События многолетней давности вновь вставали перед Кантемиром, и он опять и опять убеждал себя, что поступил правильно, что он всё сделал для своего народа...

   — Шестерых его сыновей и его самого привезли в султанский дворец. Брынковяну стоял на коленях перед султаном и смотрел, как отрубали головы его сыновьям. Говорят, что его чёрная шевелюра мгновенно покрылась белым инеем, когда отскочила голова его первого, старшего сына, и уже потом медленно седела на глазах... Шестерых сыновей казнил султан, а затем отрубил палач голову и самому Брынковяну. Это ли не мученическая смерть?

Толстой замолчал, и все за столом долго сидели в безмолвии, потрясённые страшной картиной этих событий, уже прочно отложившихся в памяти.

Как и всегда водилось в застолье, разговор переключился на политику.

Пётр Андреевич рассказывал все свежие новости, от которых далёк был Кантемир и о которых хорошо знал он сам, служа по-прежнему в Посольском приказе, Посольской канцелярии, которую не минула ни одна бумага государственного значения.
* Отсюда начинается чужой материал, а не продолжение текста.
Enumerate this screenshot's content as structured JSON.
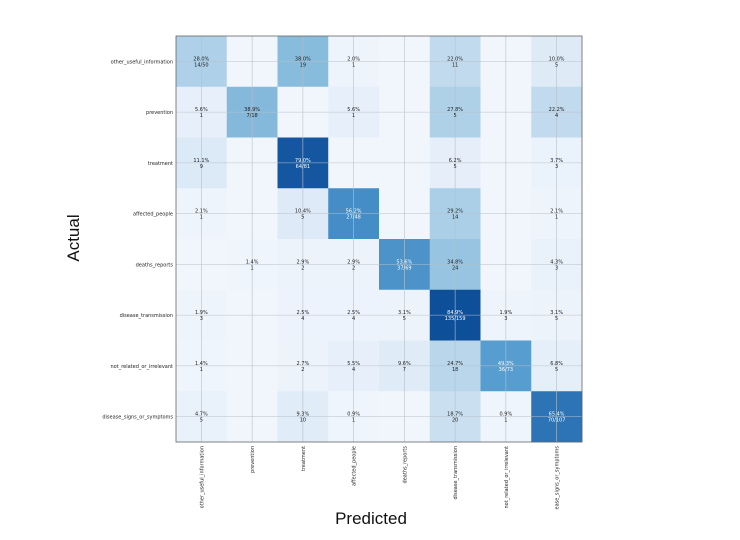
{
  "chart_data": {
    "type": "heatmap",
    "title": "",
    "xlabel": "Predicted",
    "ylabel": "Actual",
    "grid": true,
    "categories": [
      "other_useful_information",
      "prevention",
      "treatment",
      "affected_people",
      "deaths_reports",
      "disease_transmission",
      "not_related_or_irrelevant",
      "disease_signs_or_symptoms"
    ],
    "x_tick_labels": [
      "other_useful_information",
      "prevention",
      "treatment",
      "affected_people",
      "deaths_reports",
      "disease_transmission",
      "not_related_or_irrelevant",
      "ease_signs_or_symptoms"
    ],
    "y_tick_labels": [
      "other_useful_information",
      "prevention",
      "treatment",
      "affected_people",
      "deaths_reports",
      "disease_transmission",
      "not_related_or_irrelevant",
      "disease_signs_or_symptoms"
    ],
    "cells": [
      [
        {
          "pct": 28.0,
          "text": "28.0%",
          "sub": "14/50"
        },
        null,
        {
          "pct": 38.0,
          "text": "38.0%",
          "sub": "19"
        },
        {
          "pct": 2.0,
          "text": "2.0%",
          "sub": "1"
        },
        null,
        {
          "pct": 22.0,
          "text": "22.0%",
          "sub": "11"
        },
        null,
        {
          "pct": 10.0,
          "text": "10.0%",
          "sub": "5"
        }
      ],
      [
        {
          "pct": 5.6,
          "text": "5.6%",
          "sub": "1"
        },
        {
          "pct": 38.9,
          "text": "38.9%",
          "sub": "7/18"
        },
        null,
        {
          "pct": 5.6,
          "text": "5.6%",
          "sub": "1"
        },
        null,
        {
          "pct": 27.8,
          "text": "27.8%",
          "sub": "5"
        },
        null,
        {
          "pct": 22.2,
          "text": "22.2%",
          "sub": "4"
        }
      ],
      [
        {
          "pct": 11.1,
          "text": "11.1%",
          "sub": "9"
        },
        null,
        {
          "pct": 79.0,
          "text": "79.0%",
          "sub": "64/81"
        },
        null,
        null,
        {
          "pct": 6.2,
          "text": "6.2%",
          "sub": "5"
        },
        null,
        {
          "pct": 3.7,
          "text": "3.7%",
          "sub": "3"
        }
      ],
      [
        {
          "pct": 2.1,
          "text": "2.1%",
          "sub": "1"
        },
        null,
        {
          "pct": 10.4,
          "text": "10.4%",
          "sub": "5"
        },
        {
          "pct": 56.2,
          "text": "56.2%",
          "sub": "27/48"
        },
        null,
        {
          "pct": 29.2,
          "text": "29.2%",
          "sub": "14"
        },
        null,
        {
          "pct": 2.1,
          "text": "2.1%",
          "sub": "1"
        }
      ],
      [
        null,
        {
          "pct": 1.4,
          "text": "1.4%",
          "sub": "1"
        },
        {
          "pct": 2.9,
          "text": "2.9%",
          "sub": "2"
        },
        {
          "pct": 2.9,
          "text": "2.9%",
          "sub": "2"
        },
        {
          "pct": 53.6,
          "text": "53.6%",
          "sub": "37/69"
        },
        {
          "pct": 34.8,
          "text": "34.8%",
          "sub": "24"
        },
        null,
        {
          "pct": 4.3,
          "text": "4.3%",
          "sub": "3"
        }
      ],
      [
        {
          "pct": 1.9,
          "text": "1.9%",
          "sub": "3"
        },
        null,
        {
          "pct": 2.5,
          "text": "2.5%",
          "sub": "4"
        },
        {
          "pct": 2.5,
          "text": "2.5%",
          "sub": "4"
        },
        {
          "pct": 3.1,
          "text": "3.1%",
          "sub": "5"
        },
        {
          "pct": 84.9,
          "text": "84.9%",
          "sub": "135/159"
        },
        {
          "pct": 1.9,
          "text": "1.9%",
          "sub": "3"
        },
        {
          "pct": 3.1,
          "text": "3.1%",
          "sub": "5"
        }
      ],
      [
        {
          "pct": 1.4,
          "text": "1.4%",
          "sub": "1"
        },
        null,
        {
          "pct": 2.7,
          "text": "2.7%",
          "sub": "2"
        },
        {
          "pct": 5.5,
          "text": "5.5%",
          "sub": "4"
        },
        {
          "pct": 9.6,
          "text": "9.6%",
          "sub": "7"
        },
        {
          "pct": 24.7,
          "text": "24.7%",
          "sub": "18"
        },
        {
          "pct": 49.3,
          "text": "49.3%",
          "sub": "36/73"
        },
        {
          "pct": 6.8,
          "text": "6.8%",
          "sub": "5"
        }
      ],
      [
        {
          "pct": 4.7,
          "text": "4.7%",
          "sub": "5"
        },
        null,
        {
          "pct": 9.3,
          "text": "9.3%",
          "sub": "10"
        },
        {
          "pct": 0.9,
          "text": "0.9%",
          "sub": "1"
        },
        null,
        {
          "pct": 18.7,
          "text": "18.7%",
          "sub": "20"
        },
        {
          "pct": 0.9,
          "text": "0.9%",
          "sub": "1"
        },
        {
          "pct": 65.4,
          "text": "65.4%",
          "sub": "70/107"
        }
      ]
    ],
    "color_scale": [
      "#f7fbff",
      "#08519c"
    ]
  }
}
И прежде всего рассказал Пётр Андреевич, какова была дальнейшая судьба шведского короля Карла XII.

Русскому царю всё-таки удалось добиться от Порты высылки короля из турецких пределов, да и турки сами устали от присутствия капризного, непостоянного и плетущего интриги короля.

Он инкогнито вынужден был проехать через всю Польшу и явился в город Штральзунд, который уже осаждали союзники — к Петру примкнули Ганновер и Бранденбург.

Карл воодушевлял защитников, с пеной у рта утверждал, что город не может быть взят русской или, хуже того, союзнической армией, хотя в стане воинов было больше солдат из России, чем из Бранденбурга и Ганновера, вместе взятых.

Однако все хвастливые слова Карла оказались лишь пустой болтовнёй — город был взят, и Карлу опять пришлось бежать.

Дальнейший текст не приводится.